The new president held his first telephone conversation with Vladimir Putin on March 15. On the same day, Mr. Putin also spoke to the senior Berdimuhamedow. The newly elected president’s first conversation with the Russian president was limited to congratulations. The Turkish president held the next telephone conversation with his Russian counterpart on April 8. The Kremlin’s report about the conversation did not mention Ukraine and said that the talks focused on the development of bilateral relations. A statement issued by the Ministry of Foreign Affairs of Turkmenistan said that the talks were only on bilateral relations.
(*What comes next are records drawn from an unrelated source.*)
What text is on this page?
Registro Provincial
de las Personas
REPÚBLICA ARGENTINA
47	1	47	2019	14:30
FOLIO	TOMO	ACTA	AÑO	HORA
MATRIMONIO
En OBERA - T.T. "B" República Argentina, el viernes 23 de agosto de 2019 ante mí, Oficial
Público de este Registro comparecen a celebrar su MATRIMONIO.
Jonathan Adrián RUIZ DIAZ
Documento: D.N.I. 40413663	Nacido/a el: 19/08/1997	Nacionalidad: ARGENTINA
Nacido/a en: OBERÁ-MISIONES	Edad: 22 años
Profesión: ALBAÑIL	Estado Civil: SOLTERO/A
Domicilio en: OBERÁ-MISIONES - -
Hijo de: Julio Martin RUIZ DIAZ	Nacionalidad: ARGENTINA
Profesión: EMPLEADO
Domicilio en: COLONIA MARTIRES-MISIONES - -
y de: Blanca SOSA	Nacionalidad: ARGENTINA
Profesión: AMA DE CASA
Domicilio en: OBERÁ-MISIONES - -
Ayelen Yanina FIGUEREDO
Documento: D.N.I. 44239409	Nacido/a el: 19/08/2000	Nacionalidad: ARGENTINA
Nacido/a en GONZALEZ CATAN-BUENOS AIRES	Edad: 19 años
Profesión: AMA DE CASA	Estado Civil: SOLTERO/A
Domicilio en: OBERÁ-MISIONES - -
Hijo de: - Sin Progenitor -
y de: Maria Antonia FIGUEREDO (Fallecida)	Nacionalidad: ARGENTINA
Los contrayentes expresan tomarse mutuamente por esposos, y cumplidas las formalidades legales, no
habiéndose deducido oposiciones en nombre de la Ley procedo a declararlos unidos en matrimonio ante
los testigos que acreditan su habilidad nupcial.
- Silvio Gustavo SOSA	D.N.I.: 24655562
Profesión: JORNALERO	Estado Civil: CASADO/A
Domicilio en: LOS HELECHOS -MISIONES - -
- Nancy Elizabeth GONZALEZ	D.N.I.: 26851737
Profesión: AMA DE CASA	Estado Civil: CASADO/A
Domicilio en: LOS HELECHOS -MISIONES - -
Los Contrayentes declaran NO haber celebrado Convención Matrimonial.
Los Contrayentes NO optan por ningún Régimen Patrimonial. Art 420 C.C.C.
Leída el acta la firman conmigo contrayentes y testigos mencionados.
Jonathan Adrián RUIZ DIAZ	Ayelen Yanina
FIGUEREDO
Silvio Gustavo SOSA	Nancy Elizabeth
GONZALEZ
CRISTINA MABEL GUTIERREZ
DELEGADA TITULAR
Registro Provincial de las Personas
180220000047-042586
On April 8-9 in Ashgabat, the Russian Deputy Foreign Minister, Andrey Rudenko, who oversees the post-Soviet countries, and the Turkmen Deputy Foreign Minister, Vepa Khajiev, discussed bilateral issues. They are also co-chairs of the Intergovernmental Commission on Economic Cooperation.

The first open statement on Ukraine was made on April 26, when the Turkmen Foreign Ministry released a brief statement on its web-page: “Based on the traditions of humanism of the Turkmen people, Turkmenistan will send humanitarian aid to the Ukrainian people in April this year. The humanitarian cargo includes medicines and other products of the medical industry of Turkmenistan, as well as textiles.”